BYLINE: By Victor Dricks, THE PHOENIX GAZETTE Includes information from the San Francisco Chronicle.


Faculty at Arizona's three public universities are being warned to be cautious when opening mail after two mail bomb attacks on researchers in other parts of the nation.

Michael Cusanovich, vice president for research at the University of Arizona, said an advisory has been sent to all faculty, suggesting they take special precautions.

"We take this very seriously," he said. "These are real events.

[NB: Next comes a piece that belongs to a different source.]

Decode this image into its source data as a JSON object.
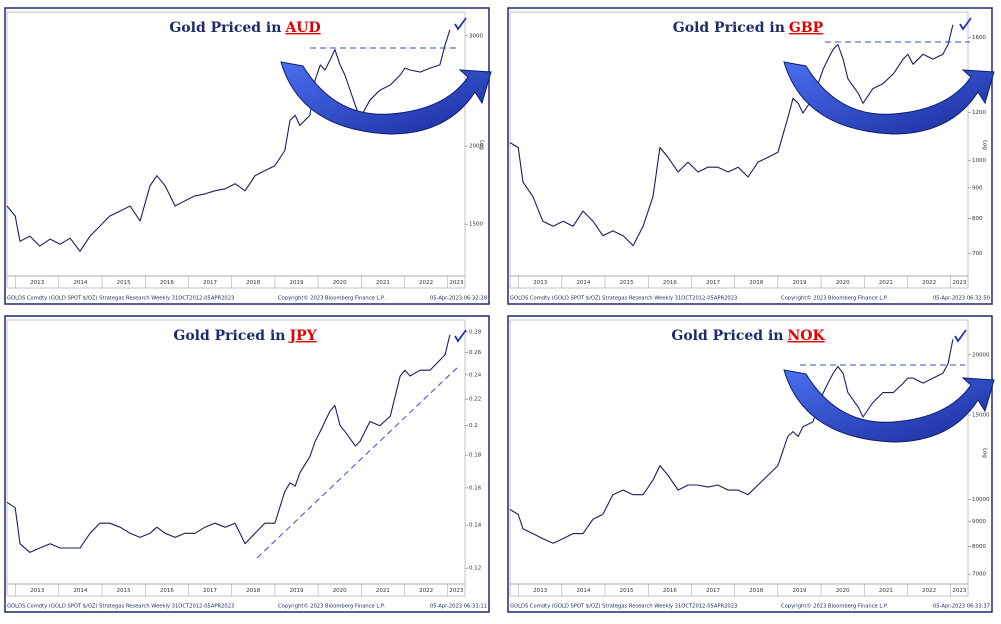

I guess it's the price of doing business in a modern society."

Similar advisories were being issued Monday at research institutes, universities and colleges throughout the nation.

The FBI also issued an advisory to potential targets to be on the lookout for letters or parcels with restrictive markings such as "confidential," "personal" or "eyes only."

FBI officials say other telltale signs of a letter bomb may include excessive postage, a foreign postmark, handwritten or poorly typed addresses, an incorrect title, misspellings of common words, oily stains or discolorations on envelopes or packages, heavy or unbalanced-appearing envelopes, and protruding wires, tape or string on packages.

Bill Bess, director of the Department of Public Safety at Arizona State University, said faculty members have been notified about the recent attacks and are being urged to use special caution as they deal with mail they receive at home or the university.

Northern Arizona University officials said they are taking similar precautions.

ASU microbiologist Moshe Raccach said he was concerned by the mail bombings, but not unduly alarmed.

"I will keep my eyes open for strange-looking mail," Raccach said. "If something comes, and I don't know what it is, I will turn it over to DPS here.

"I really have never thought of my work putting me at risk. But I am now."

An advisory was issued to all 1,778 ASU faculty members through the provost's office and transmitted to faculty Monday via their computers.

Chester Leathers, a professor emeritus of microbiology at ASU, said the mail bombings have given him cause for concern.

"Most of us have gotten letters from disgruntled students over the years, but this is much more significant," he said. "Any packages arriving at this time that were not solicited are suspect."

Leathers noted, however, that the likelihood of being singled out is so low that the matter probably is not worth losing sleep over.

Nevertheless, ASU officials are warning faculty to be especially vigilant.

"I have spoken with the FBI Phoenix office, and they have requested that our mail service and faculty members be on the alert for the potential receipt of letter bombs since ours is a major research institution," Bess said in a letter to the provost's office.

The FBI believes that mail bomb explosions that injured a leading University of California-San Francisco medical geneticist in Tiburon, Calif., and a prominent computer scientist at Yale may be linked to the nationwide UNABOM package bombings from 1978 to 1987.

If there are firm links to UNABOM -- the name the FBI has given to the 14 bombings targeting universities and computer-related businesses -- "that will come from the evidence," FBI Director William Sessions said.

The earlier bombings killed one man and injured 21 others.